One of the most important rulings regarding a Georgia DUI in years. The Georgia Supreme Court just jumped into this legal conundrum. The ruling that consent obtained with a stick isn’t necessarily free and voluntary. The decision is likely to keep Georgia judges busy fielding warrant applications in DUI cases. In the long run, it could undo decades of standard practice in impaired driving cases nationwide.
“This could be a huge decision,” said Bryan Howard, of the Howard Law Group.
Even going back 30 years ago, most states, including Georgia, have had laws on the books that say anyone who drives on public roads has given “implied consent” to being tested for drugs or alcohol if a cop has probable cause to believe they’re driving under the influence.

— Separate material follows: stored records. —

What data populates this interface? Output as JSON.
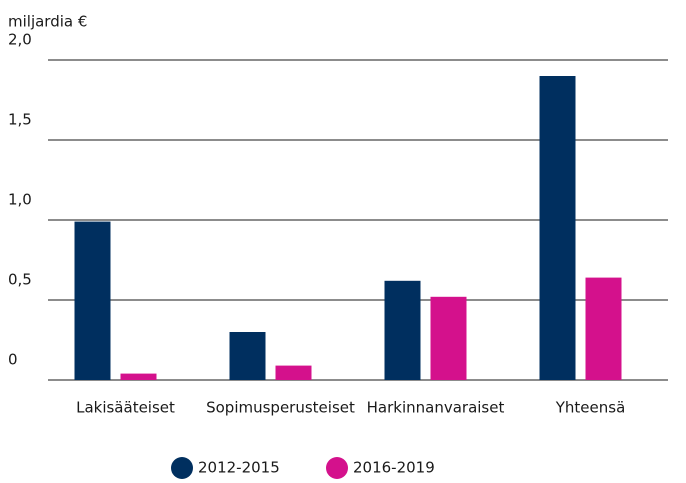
{
  "chart_data": {
    "type": "bar",
    "y_label": "miljardia €",
    "categories": [
      "Lakisääteiset",
      "Sopimusperusteiset",
      "Harkinnanvaraiset",
      "Yhteensä"
    ],
    "series": [
      {
        "name": "2012-2015",
        "color": "#002f5f",
        "values": [
          0.99,
          0.3,
          0.62,
          1.9
        ]
      },
      {
        "name": "2016-2019",
        "color": "#d4118c",
        "values": [
          0.04,
          0.09,
          0.52,
          0.64
        ]
      }
    ],
    "ylim": [
      0,
      2
    ],
    "yticks": [
      0,
      {
        "value": 0.5,
        "label": "0,5"
      },
      {
        "value": 1,
        "label": "1,0"
      },
      {
        "value": 1.5,
        "label": "1,5"
      },
      {
        "value": 2,
        "label": "2,0"
      }
    ],
    "grid": true,
    "legend": "bottom"
  }
}
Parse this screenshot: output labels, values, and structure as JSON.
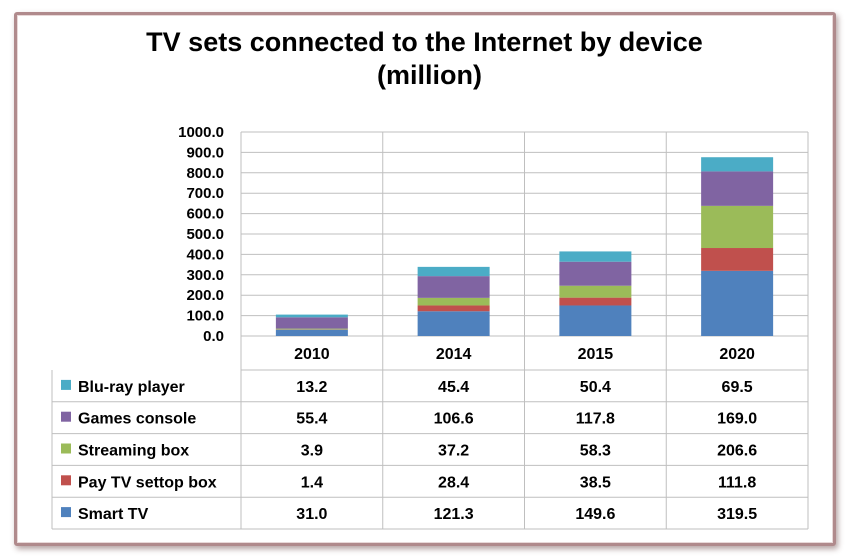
{
  "chart_data": {
    "type": "bar",
    "stacked": true,
    "title_line1": "TV sets connected to the Internet by device",
    "title_line2": "(million)",
    "categories": [
      "2010",
      "2014",
      "2015",
      "2020"
    ],
    "ylim": [
      0,
      1000
    ],
    "yticks": [
      "1000.0",
      "900.0",
      "800.0",
      "700.0",
      "600.0",
      "500.0",
      "400.0",
      "300.0",
      "200.0",
      "100.0",
      "0.0"
    ],
    "grid": true,
    "legend": "data-table-left",
    "series": [
      {
        "name": "Smart TV",
        "color": "#4f81bd",
        "values": [
          31.0,
          121.3,
          149.6,
          319.5
        ],
        "labels": [
          "31.0",
          "121.3",
          "149.6",
          "319.5"
        ]
      },
      {
        "name": "Pay TV settop box",
        "color": "#c0504d",
        "values": [
          1.4,
          28.4,
          38.5,
          111.8
        ],
        "labels": [
          "1.4",
          "28.4",
          "38.5",
          "111.8"
        ]
      },
      {
        "name": "Streaming box",
        "color": "#9bbb59",
        "values": [
          3.9,
          37.2,
          58.3,
          206.6
        ],
        "labels": [
          "3.9",
          "37.2",
          "58.3",
          "206.6"
        ]
      },
      {
        "name": "Games console",
        "color": "#8064a2",
        "values": [
          55.4,
          106.6,
          117.8,
          169.0
        ],
        "labels": [
          "55.4",
          "106.6",
          "117.8",
          "169.0"
        ]
      },
      {
        "name": "Blu-ray player",
        "color": "#4bacc6",
        "values": [
          13.2,
          45.4,
          50.4,
          69.5
        ],
        "labels": [
          "13.2",
          "45.4",
          "50.4",
          "69.5"
        ]
      }
    ]
  }
}
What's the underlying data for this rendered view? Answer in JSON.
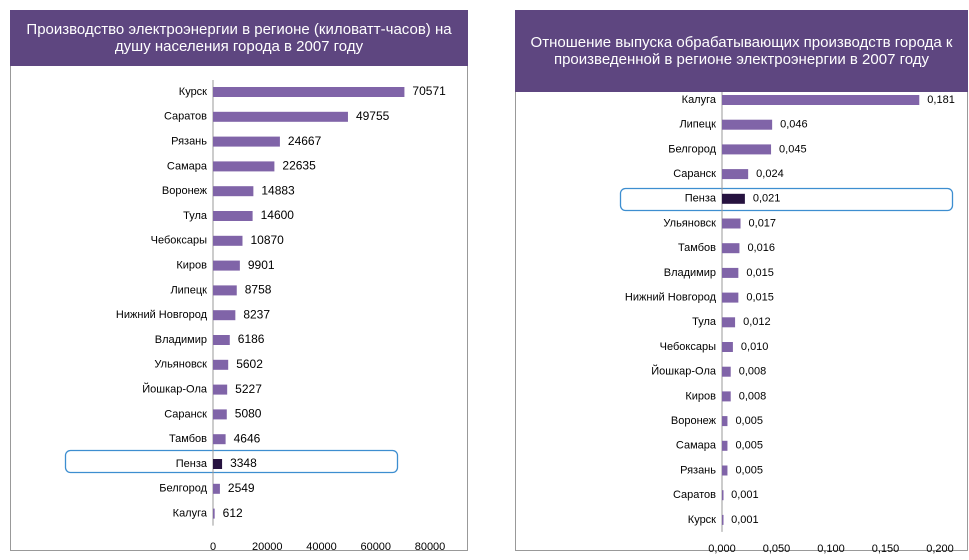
{
  "chart_data": [
    {
      "type": "barh",
      "title": "Производство электроэнергии в регионе (киловатт-часов) на душу населения города в 2007 году",
      "categories": [
        "Курск",
        "Саратов",
        "Рязань",
        "Самара",
        "Воронеж",
        "Тула",
        "Чебоксары",
        "Киров",
        "Липецк",
        "Нижний Новгород",
        "Владимир",
        "Ульяновск",
        "Йошкар-Ола",
        "Саранск",
        "Тамбов",
        "Пенза",
        "Белгород",
        "Калуга"
      ],
      "values": [
        70571,
        49755,
        24667,
        22635,
        14883,
        14600,
        10870,
        9901,
        8758,
        8237,
        6186,
        5602,
        5227,
        5080,
        4646,
        3348,
        2549,
        612
      ],
      "colors": [
        "#8064a8",
        "#8064a8",
        "#8064a8",
        "#8064a8",
        "#8064a8",
        "#8064a8",
        "#8064a8",
        "#8064a8",
        "#8064a8",
        "#8064a8",
        "#8064a8",
        "#8064a8",
        "#8064a8",
        "#8064a8",
        "#8064a8",
        "#26123f",
        "#8064a8",
        "#8064a8"
      ],
      "xlim": [
        0,
        80000
      ],
      "xticks": [
        0,
        20000,
        40000,
        60000,
        80000
      ]
    },
    {
      "type": "barh",
      "title": "Отношение выпуска обрабатывающих производств города к произведенной в регионе электроэнергии в 2007 году",
      "categories": [
        "Калуга",
        "Липецк",
        "Белгород",
        "Саранск",
        "Пенза",
        "Ульяновск",
        "Тамбов",
        "Владимир",
        "Нижний Новгород",
        "Тула",
        "Чебоксары",
        "Йошкар-Ола",
        "Киров",
        "Воронеж",
        "Самара",
        "Рязань",
        "Саратов",
        "Курск"
      ],
      "values": [
        0.181,
        0.046,
        0.045,
        0.024,
        0.021,
        0.017,
        0.016,
        0.015,
        0.015,
        0.012,
        0.01,
        0.008,
        0.008,
        0.005,
        0.005,
        0.005,
        0.001,
        0.001
      ],
      "value_labels": [
        "0,181",
        "0,046",
        "0,045",
        "0,024",
        "0,021",
        "0,017",
        "0,016",
        "0,015",
        "0,015",
        "0,012",
        "0,010",
        "0,008",
        "0,008",
        "0,005",
        "0,005",
        "0,005",
        "0,001",
        "0,001"
      ],
      "colors": [
        "#8064a8",
        "#8064a8",
        "#8064a8",
        "#8064a8",
        "#26123f",
        "#8064a8",
        "#8064a8",
        "#8064a8",
        "#8064a8",
        "#8064a8",
        "#8064a8",
        "#8064a8",
        "#8064a8",
        "#8064a8",
        "#8064a8",
        "#8064a8",
        "#8064a8",
        "#8064a8"
      ],
      "xlim": [
        0,
        0.2
      ],
      "xticks": [
        {
          "value": 0,
          "label": "0,000"
        },
        {
          "value": 0.05,
          "label": "0,050"
        },
        {
          "value": 0.1,
          "label": "0,100"
        },
        {
          "value": 0.15,
          "label": "0,150"
        },
        {
          "value": 0.2,
          "label": "0,200"
        }
      ]
    }
  ]
}
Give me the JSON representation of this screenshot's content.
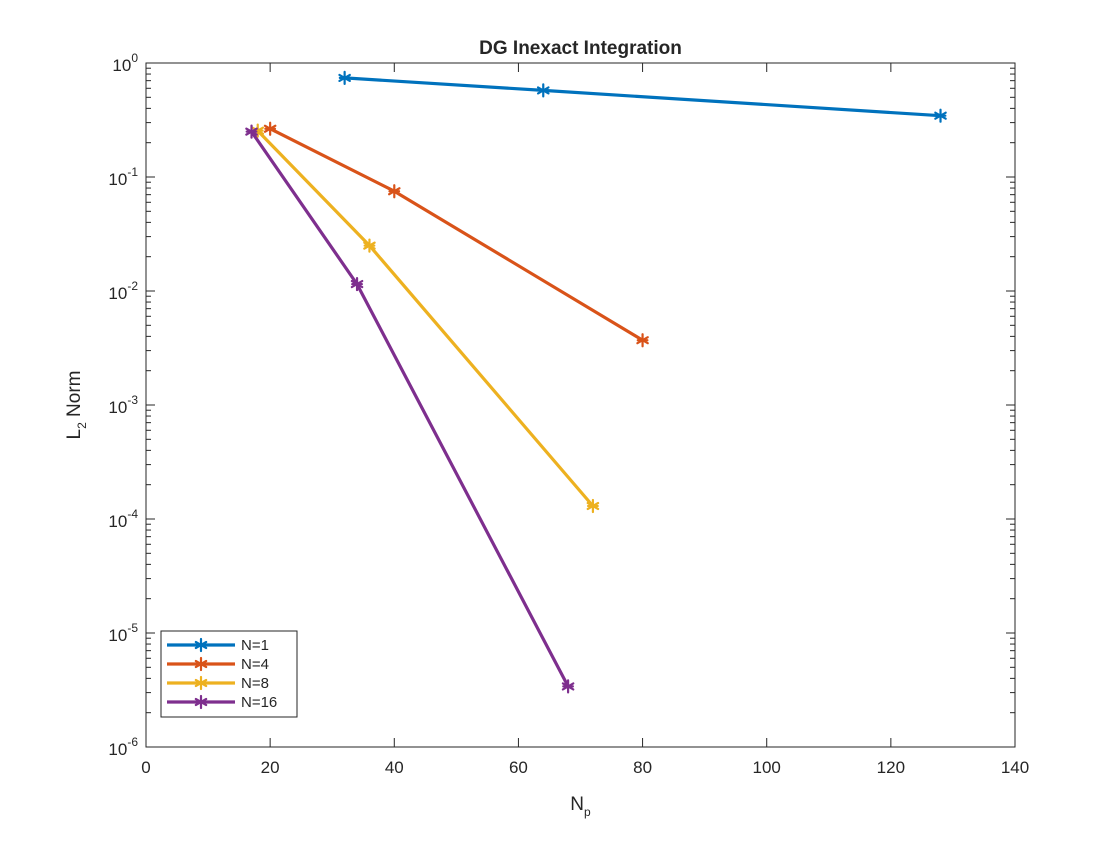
{
  "chart_data": {
    "type": "line",
    "title": "DG Inexact Integration",
    "xlabel": {
      "main": "N",
      "sub": "p"
    },
    "ylabel": {
      "main": "L",
      "sub": "2",
      "rest": " Norm"
    },
    "yscale": "log",
    "xlim": [
      0,
      140
    ],
    "ylim": [
      1e-06,
      1
    ],
    "xticks": [
      {
        "value": 0,
        "label": "0"
      },
      {
        "value": 20,
        "label": "20"
      },
      {
        "value": 40,
        "label": "40"
      },
      {
        "value": 60,
        "label": "60"
      },
      {
        "value": 80,
        "label": "80"
      },
      {
        "value": 100,
        "label": "100"
      },
      {
        "value": 120,
        "label": "120"
      },
      {
        "value": 140,
        "label": "140"
      }
    ],
    "yticks": [
      {
        "value": 1,
        "base": "10",
        "exp": "0"
      },
      {
        "value": 0.1,
        "base": "10",
        "exp": "-1"
      },
      {
        "value": 0.01,
        "base": "10",
        "exp": "-2"
      },
      {
        "value": 0.001,
        "base": "10",
        "exp": "-3"
      },
      {
        "value": 0.0001,
        "base": "10",
        "exp": "-4"
      },
      {
        "value": 1e-05,
        "base": "10",
        "exp": "-5"
      },
      {
        "value": 1e-06,
        "base": "10",
        "exp": "-6"
      }
    ],
    "grid": false,
    "legend_position": "bottom-left",
    "marker": "asterisk",
    "series": [
      {
        "name": "N=1",
        "color": "#0072BD",
        "x": [
          32,
          64,
          128
        ],
        "y": [
          0.74,
          0.575,
          0.345
        ]
      },
      {
        "name": "N=4",
        "color": "#D95319",
        "x": [
          20,
          40,
          80
        ],
        "y": [
          0.265,
          0.075,
          0.0037
        ]
      },
      {
        "name": "N=8",
        "color": "#EDB120",
        "x": [
          18,
          36,
          72
        ],
        "y": [
          0.255,
          0.025,
          0.00013
        ]
      },
      {
        "name": "N=16",
        "color": "#7E2F8E",
        "x": [
          17,
          34,
          68
        ],
        "y": [
          0.25,
          0.0115,
          3.4e-06
        ]
      }
    ]
  }
}
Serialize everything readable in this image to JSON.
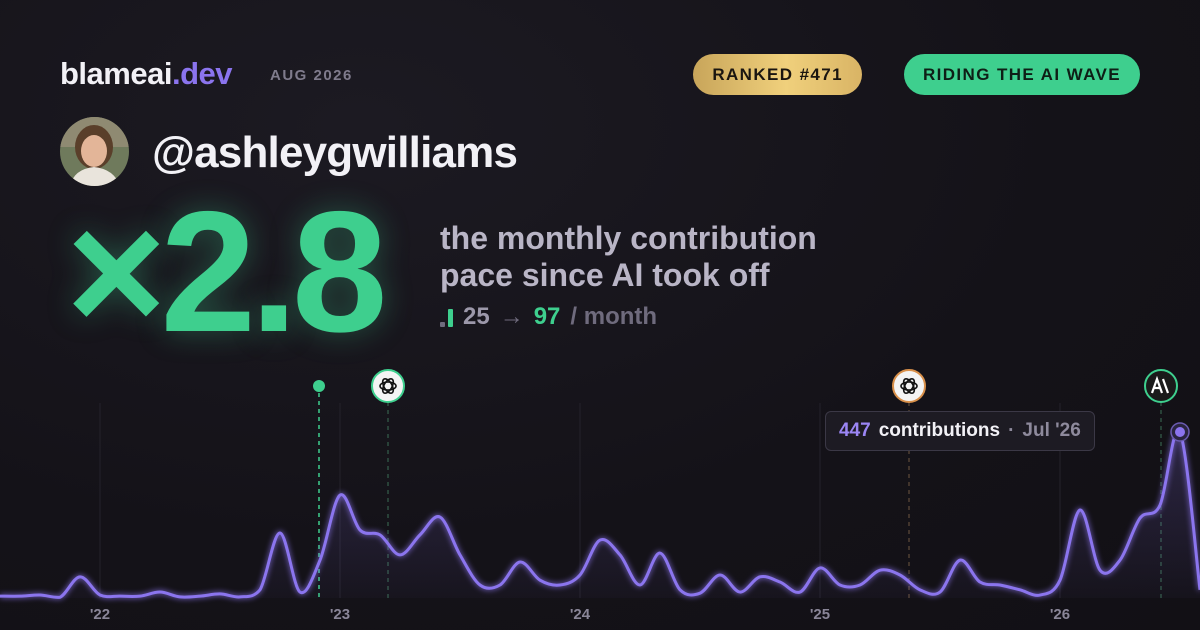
{
  "header": {
    "brand": "blameai",
    "brand_tld": ".dev",
    "date": "AUG 2026",
    "badges": [
      "RANKED #471",
      "RIDING THE AI WAVE"
    ]
  },
  "profile": {
    "username": "@ashleygwilliams"
  },
  "hero": {
    "multiplier": "×2.8",
    "description": "the monthly contribution pace since AI took off",
    "before": 25,
    "arrow": "→",
    "after": 97,
    "unit": "/ month"
  },
  "tooltip": {
    "label": "contributions",
    "separator": "·",
    "date": "Jul '26"
  },
  "chart_data": {
    "type": "area",
    "color": "#8b74ee",
    "categories": [
      null,
      null,
      null,
      null,
      null,
      "'22",
      null,
      null,
      null,
      null,
      null,
      null,
      null,
      null,
      null,
      null,
      null,
      "'23",
      null,
      null,
      null,
      null,
      null,
      null,
      null,
      null,
      null,
      null,
      null,
      "'24",
      null,
      null,
      null,
      null,
      null,
      null,
      null,
      null,
      null,
      null,
      null,
      "'25",
      null,
      null,
      null,
      null,
      null,
      null,
      null,
      null,
      null,
      null,
      null,
      "'26",
      null,
      null,
      null,
      null,
      null,
      null,
      null
    ],
    "values": [
      5,
      5,
      8,
      2,
      57,
      8,
      5,
      5,
      16,
      3,
      5,
      11,
      3,
      22,
      175,
      16,
      102,
      277,
      183,
      170,
      116,
      170,
      218,
      116,
      35,
      35,
      97,
      48,
      35,
      62,
      156,
      116,
      35,
      121,
      22,
      13,
      62,
      16,
      57,
      43,
      16,
      81,
      35,
      35,
      75,
      62,
      22,
      16,
      102,
      43,
      35,
      22,
      8,
      48,
      237,
      75,
      102,
      215,
      250,
      447,
      22
    ]
  }
}
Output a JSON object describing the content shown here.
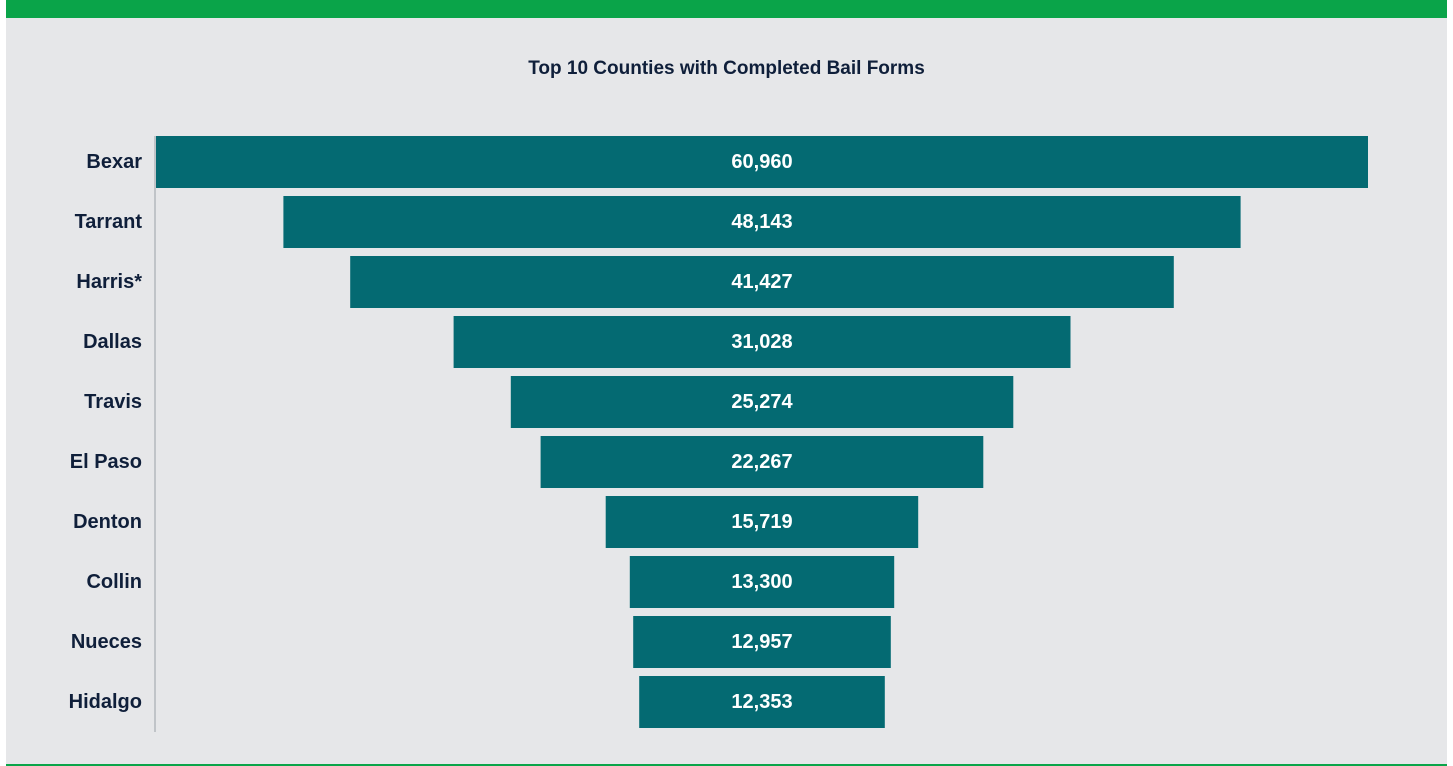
{
  "chart_data": {
    "type": "bar",
    "orientation": "horizontal-funnel",
    "title": "Top 10 Counties with Completed Bail Forms",
    "categories": [
      "Bexar",
      "Tarrant",
      "Harris*",
      "Dallas",
      "Travis",
      "El Paso",
      "Denton",
      "Collin",
      "Nueces",
      "Hidalgo"
    ],
    "values": [
      60960,
      48143,
      41427,
      31028,
      25274,
      22267,
      15719,
      13300,
      12957,
      12353
    ],
    "value_labels": [
      "60,960",
      "48,143",
      "41,427",
      "31,028",
      "25,274",
      "22,267",
      "15,719",
      "13,300",
      "12,957",
      "12,353"
    ],
    "xlabel": "",
    "ylabel": "",
    "grid": false,
    "legend": "none"
  },
  "colors": {
    "bar": "#046a72",
    "bar_text": "#ffffff",
    "category_text": "#0f1f3a",
    "background": "#e6e7e9",
    "accent_rule": "#0aa449",
    "axis_line": "#9aa0a6"
  }
}
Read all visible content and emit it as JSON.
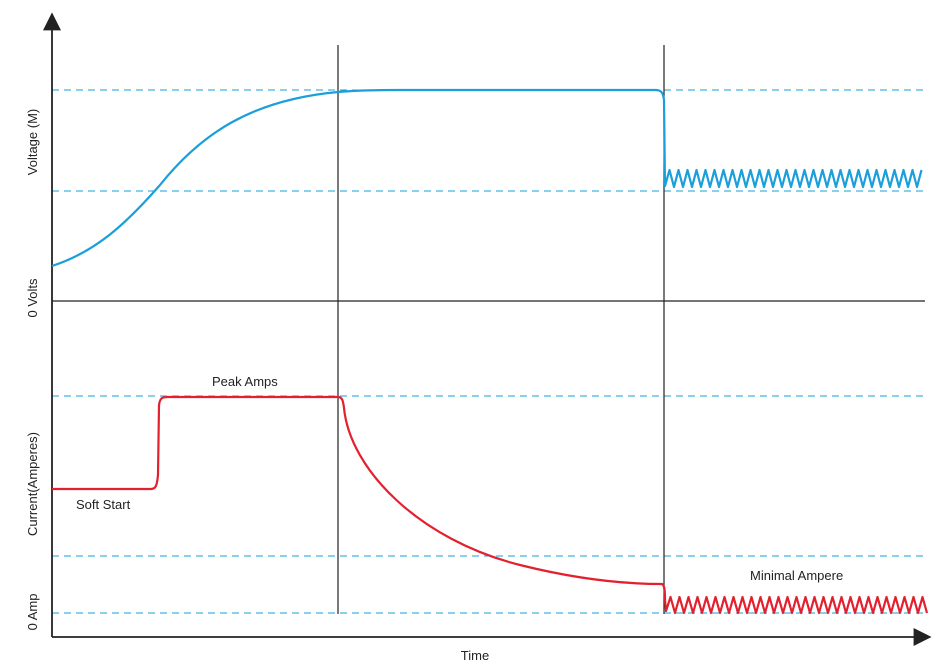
{
  "chart_data": {
    "type": "line",
    "xlabel": "Time",
    "ylabels": {
      "voltage": "Voltage (M)",
      "voltage_zero": "0 Volts",
      "current": "Current(Amperes)",
      "current_zero": "0 Amp"
    },
    "annotations": {
      "soft_start": "Soft Start",
      "peak_amps": "Peak Amps",
      "minimal_ampere": "Minimal Ampere"
    },
    "series": [
      {
        "name": "Voltage",
        "color": "#1a9fdb"
      },
      {
        "name": "Current",
        "color": "#e3202e"
      }
    ],
    "grid": "dashed reference levels",
    "axes_color": "#222222"
  }
}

Georgia’s law, like most others, allows a suspect to refuse, but on penalty of losing his license for a year.
However, the Constitution’s guarantee against “unreasonable searches and seizures” demands something rather different. Courts have held that cops can’t search either your home or your body without a warrant, except in certain well defined circumstances, one being that you “freely and voluntarily” consent to the search.
It’s only in recent years that courts have begun to address the tension between the Constitution and the state laws. Last month, Georgia’s high court ruled that a lower court was wrong to assume that a suspect who submits to the required test under state law has consented to waive the constitutional requirement for a warrant. The justices sent the case back to the lower court to directly address that issue.
The good news is that, for the time being, there are likely to be a whole lot more cops seeking warrants to draw blood from DUI suspects. And that represents a fundamental shift, if not an huge hurdle.
More to come on this ruling. We will have to see how the Courts handle this new decision and how Judges in the lower courts handle it.